Tuesday, November 8, 2005
Commercial Trucker Owes Duty of ‘Extreme Caution,’ Not Just Due Care, Under Hazardous Conditions—C.A.
By a MetNews Staff Writer
A commercial truck driver must take “extreme caution” when driving in hazardous conditions, this district’s Court of Appeal ruled yesterday, saying it was prejudicial error for a Los Angeles Superior Court judge to give an instruction inferring that a lesser degree of care was acceptable.
Div. Four granted a new trial to Linda C. Weaver, who suffered an adverse jury verdict in the suit she filed after being severely injured in a 2001 collision on the 210 Freeway.
According to witnesses, Waver was driving east in moderate to heavy traffic, and in the rain, when she passed the Citrus Boulevard on ramp. Another car, according to the testimony, entered the freeway on her right, lost control, and spun into her car, knocking it into the next lane, where it came to rest about 120 feet of an oncoming truck.
The truck driver was unable to stop his vehicle before hitting Weaver’s. Weaver and her husband sued the drivers of the first car and the truck, as well as the trucking company, Villa Park Trucking, Inc.
The truck driver admitted that he was driving too fast to stop on a wet road in time to avoid the collision. Experts disagreed as to what speed he should have maintained under the circumstances.
Weaver’s lawyers argued that the driver’s duty under the circumstances was set forth in a federal regulation enacted under the 1994 Commercial Motor Vehicle Safety Act, and asked Judge Michael L. Stern to instruct the jury accordingly.
The regulation reads:
“Extreme caution in the operation of a commercial motor vehicle shall be exercised when hazardous conditions, such as those caused by snow, ice, sleet, fog, mist, rain, dust, or smoke, adversely affect visibility or traction. Speed shall be reduced when such conditions exist.”
Stern rejected the proposed instruction, explaining:
“If this were the law in California, there would be a published opinion that I would be mandated to follow. The Legislature has not taken up the issues separately and you may be on the frontiers of the law, but I think that I’m still on the other side of the forest.”
The judge instead instructed the jury that the driver and his employer could be held liable if he violated either Sec. 22350 or Sec. 22406(A)(1) of the Vehicle Code and such violation caused the plaintiff’s injuries.
Sec. 22350 is the basic speed law, providing that no driver shall operate a vehicle “at a speed greater than is reasonable or prudent” under all of the circumstances, including weather and highway conditions. Sec. 22406(A)(1) provides that a truck may not be driven in excess of 55 miles per hour.

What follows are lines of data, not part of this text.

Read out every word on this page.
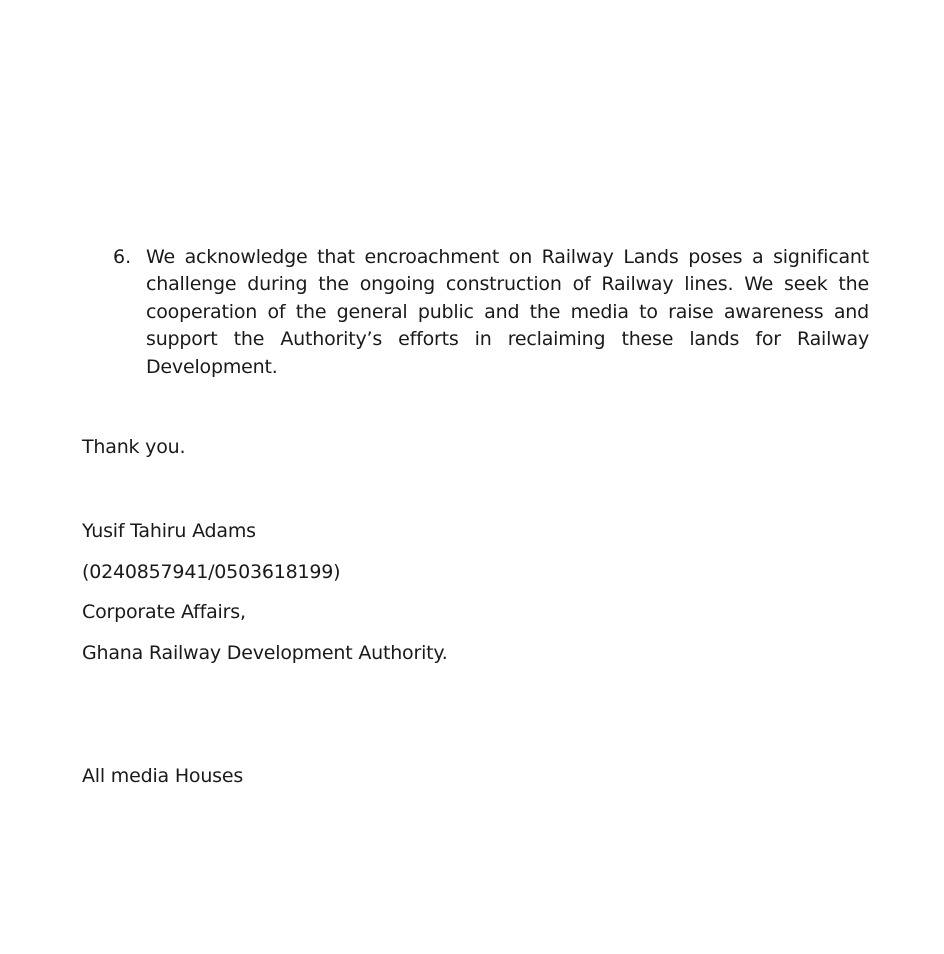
6. We acknowledge that encroachment on Railway Lands poses a significant challenge during the ongoing construction of Railway lines. We seek the cooperation of the general public and the media to raise awareness and support the Authority’s efforts in reclaiming these lands for Railway Development.
Thank you.
Yusif Tahiru Adams
(0240857941/0503618199)
Corporate Affairs,
Ghana Railway Development Authority.
All media Houses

Jurors found in favor of the defendants by a vote of 10 to 2.
Justice J. Gary Hastings, writing for the Court of Appeal, said the judge should have given the instruction requested by the plaintiffs.
The justice cited Borenkraut v. Whitten (1961) 56 Cal.2d 538, which held that an “extreme caution” instruction should have been given to jurors asked to determine whether gas station attendants were negligent in pouring gasoline into a carburetor in an attempt to start a stalled car. The plaintiff was injured in the resulting explosion.
The court said the defendants owed a heightened duty of care because they were engaged in a highly dangerous activity, “handling materials inherently dangerous to human life.”
Similarly, Hastings wrote, a heightened duty applied in Weaver’s case because commercial trucking is subject to federal regulation as a means of ensuring public safety, and operating a commercial truck under hazardous conditions is a dangerous activity.
“The [Commercial Motor Vehicle Safety] Act delegated promulgation of appropriate regulations to the Department of Transportation...which passed Regulation 392.14, prescribing the appropriate standard of care when hazardous conditions exist,” the justice wrote. “It was appellants’ theory of the case that the conditions present at the time of the accident required application of the higher standard, and substantial evidence supports the theory.”
Reviewing the relevant evidence, Hastings concluded that a correctly instructed jury would likely have returned a verdict for the plaintiffs, necessitating reversal.
Attorneys on appeal were Charles T. Mathews and Jeffrey A. Ragar of Mathews & Rager, and Roxanne Huddleston for the plaintiffs and Stephen E. Norris and Kim L. Nguyen of Horvitz & Levy and E. Wallace Dingman of Klute & Pennell for the defendants.
The case is Weaver v. Chavez, B176286.